Bolan saw the old man coming for him, and he waited, knowing he could end it, here and now, with only minor mopping-up left over for Sam Reese and Homicide. He counted down the numbers, letting Bernstein find his weapon, lift it, get the feel of iron that could not save him now. His first shot was a good foot off, the second closer, but not much. Mack Bolan sighed into the squeeze and rode the Magnum's recoil, keeping both eyes open to assess the shot, make sure there would be no need for a second.
Downrange, old Abe Bernstein took 240 grains of sudden revelation in the chest and vaulted backward, stretching out across the jumbled bodies of the aging cowboy and the shaken mercenaries. Some of them were stirring now, recovering from their spill. Bolan put them back to sleep forever, emptying the autoloader into anything and everything that moved around the escalator.

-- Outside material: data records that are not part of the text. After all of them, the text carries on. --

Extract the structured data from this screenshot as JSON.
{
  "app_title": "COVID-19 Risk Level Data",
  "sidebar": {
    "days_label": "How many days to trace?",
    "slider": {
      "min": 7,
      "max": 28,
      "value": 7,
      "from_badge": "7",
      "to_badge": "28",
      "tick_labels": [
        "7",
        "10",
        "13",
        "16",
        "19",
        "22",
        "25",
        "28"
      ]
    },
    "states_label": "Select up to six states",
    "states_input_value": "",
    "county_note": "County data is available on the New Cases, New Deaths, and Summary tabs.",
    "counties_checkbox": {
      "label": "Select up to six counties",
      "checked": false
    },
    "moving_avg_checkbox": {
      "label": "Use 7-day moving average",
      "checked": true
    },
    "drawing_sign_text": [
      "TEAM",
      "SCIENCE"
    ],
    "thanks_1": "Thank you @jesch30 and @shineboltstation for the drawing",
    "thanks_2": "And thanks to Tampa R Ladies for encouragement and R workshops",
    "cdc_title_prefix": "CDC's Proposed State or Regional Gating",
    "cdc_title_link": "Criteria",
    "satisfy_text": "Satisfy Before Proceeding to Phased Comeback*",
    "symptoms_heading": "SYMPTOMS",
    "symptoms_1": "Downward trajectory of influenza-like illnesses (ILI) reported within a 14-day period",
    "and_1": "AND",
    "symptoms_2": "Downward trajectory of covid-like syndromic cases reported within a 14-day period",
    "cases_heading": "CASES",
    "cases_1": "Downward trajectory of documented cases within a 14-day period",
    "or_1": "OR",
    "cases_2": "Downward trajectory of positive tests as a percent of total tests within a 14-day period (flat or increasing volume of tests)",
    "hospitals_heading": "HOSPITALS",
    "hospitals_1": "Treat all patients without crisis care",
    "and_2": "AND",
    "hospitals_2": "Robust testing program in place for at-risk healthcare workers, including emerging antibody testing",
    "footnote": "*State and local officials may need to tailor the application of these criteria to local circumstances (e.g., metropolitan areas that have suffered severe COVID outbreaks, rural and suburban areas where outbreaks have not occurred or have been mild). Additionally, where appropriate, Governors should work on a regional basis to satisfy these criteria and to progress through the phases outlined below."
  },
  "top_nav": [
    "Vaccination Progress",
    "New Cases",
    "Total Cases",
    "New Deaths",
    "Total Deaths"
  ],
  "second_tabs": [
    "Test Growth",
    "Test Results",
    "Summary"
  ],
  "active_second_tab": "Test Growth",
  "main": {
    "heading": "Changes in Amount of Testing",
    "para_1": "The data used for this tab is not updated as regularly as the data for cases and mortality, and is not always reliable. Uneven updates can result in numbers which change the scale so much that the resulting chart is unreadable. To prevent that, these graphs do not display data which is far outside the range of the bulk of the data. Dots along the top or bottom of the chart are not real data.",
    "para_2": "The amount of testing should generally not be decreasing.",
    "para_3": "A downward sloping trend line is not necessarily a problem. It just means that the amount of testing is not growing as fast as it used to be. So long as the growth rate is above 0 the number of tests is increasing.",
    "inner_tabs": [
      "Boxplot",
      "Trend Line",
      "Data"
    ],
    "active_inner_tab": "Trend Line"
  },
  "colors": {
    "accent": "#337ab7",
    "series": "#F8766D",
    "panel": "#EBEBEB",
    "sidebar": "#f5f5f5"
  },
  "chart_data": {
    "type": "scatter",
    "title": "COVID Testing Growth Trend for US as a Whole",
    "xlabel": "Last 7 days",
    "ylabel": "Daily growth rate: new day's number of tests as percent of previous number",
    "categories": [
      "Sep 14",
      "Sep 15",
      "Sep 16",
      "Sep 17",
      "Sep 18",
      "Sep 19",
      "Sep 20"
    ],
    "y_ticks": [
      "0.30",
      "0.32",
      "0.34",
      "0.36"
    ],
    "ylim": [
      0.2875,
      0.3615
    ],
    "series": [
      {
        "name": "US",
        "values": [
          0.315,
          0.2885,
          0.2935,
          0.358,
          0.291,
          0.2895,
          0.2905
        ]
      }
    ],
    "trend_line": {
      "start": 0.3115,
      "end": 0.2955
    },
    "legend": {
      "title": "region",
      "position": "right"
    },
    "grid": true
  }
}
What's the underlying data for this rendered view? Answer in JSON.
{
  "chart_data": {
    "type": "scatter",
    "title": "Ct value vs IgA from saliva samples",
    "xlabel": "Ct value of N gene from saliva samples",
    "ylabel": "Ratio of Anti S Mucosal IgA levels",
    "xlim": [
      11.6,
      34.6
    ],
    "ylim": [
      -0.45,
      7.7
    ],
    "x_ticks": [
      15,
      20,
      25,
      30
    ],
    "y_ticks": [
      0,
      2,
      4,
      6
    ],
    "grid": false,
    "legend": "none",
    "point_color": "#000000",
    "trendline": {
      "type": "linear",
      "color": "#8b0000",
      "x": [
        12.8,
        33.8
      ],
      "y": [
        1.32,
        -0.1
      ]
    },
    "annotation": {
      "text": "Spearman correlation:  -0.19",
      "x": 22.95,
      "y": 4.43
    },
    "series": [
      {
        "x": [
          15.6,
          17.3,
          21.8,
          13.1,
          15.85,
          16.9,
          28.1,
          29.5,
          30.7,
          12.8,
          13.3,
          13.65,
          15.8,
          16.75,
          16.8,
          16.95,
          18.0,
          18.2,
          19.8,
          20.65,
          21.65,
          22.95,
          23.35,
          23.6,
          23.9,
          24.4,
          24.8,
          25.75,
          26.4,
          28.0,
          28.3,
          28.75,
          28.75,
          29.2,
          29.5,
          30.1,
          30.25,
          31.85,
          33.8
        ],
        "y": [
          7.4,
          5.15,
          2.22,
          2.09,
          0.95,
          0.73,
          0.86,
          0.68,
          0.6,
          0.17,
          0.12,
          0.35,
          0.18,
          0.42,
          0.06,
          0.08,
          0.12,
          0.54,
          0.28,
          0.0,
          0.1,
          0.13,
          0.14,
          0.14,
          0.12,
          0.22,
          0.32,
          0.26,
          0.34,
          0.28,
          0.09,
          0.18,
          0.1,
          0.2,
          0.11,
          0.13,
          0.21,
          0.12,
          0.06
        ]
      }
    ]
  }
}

Everything except the woman. She was cringing down to one side of the carnage, eyes closed, hands pressed tight across her ears, and Bolan's fire was never closer to her than a yard away. She did not see the old man die, or watch the others twitching, writhing with the impact of his Magnum rounds. No part of her was watching when the others cut and run, the few live stragglers making for the exits now, their guns and grudge forgotten as they tried to beat the clock and win a race with Death itself.
Mack Bolan let them go, no longer interested in the privates now that generals had been dealt with. They might regroup or simply scatter to the winds, but either way, the ones who left the Gold Rush running had been taught a lesson. They had seen death and knew that it could cut both ways.
Lucy flinched when Bolan touched her shoulder, lurched away from him a moment prior to making recognition. When she saw his bloodstained face, the tears came, and she rushed to meet him, arms locked tight around his neck, her body molded tight against his own in something very much like desperation.
"Take me out of here," she whispered fiercely. "Please take me out of here."
He took her out of there, back along the darkened alley to his waiting rental car, the rising song of sirens now replacing ghostly echoes of the gunfire in his ears. Captain Reese, right, bringing in the cavalry to save the day.
A trifle late, but then again the day might be worth saving, after all.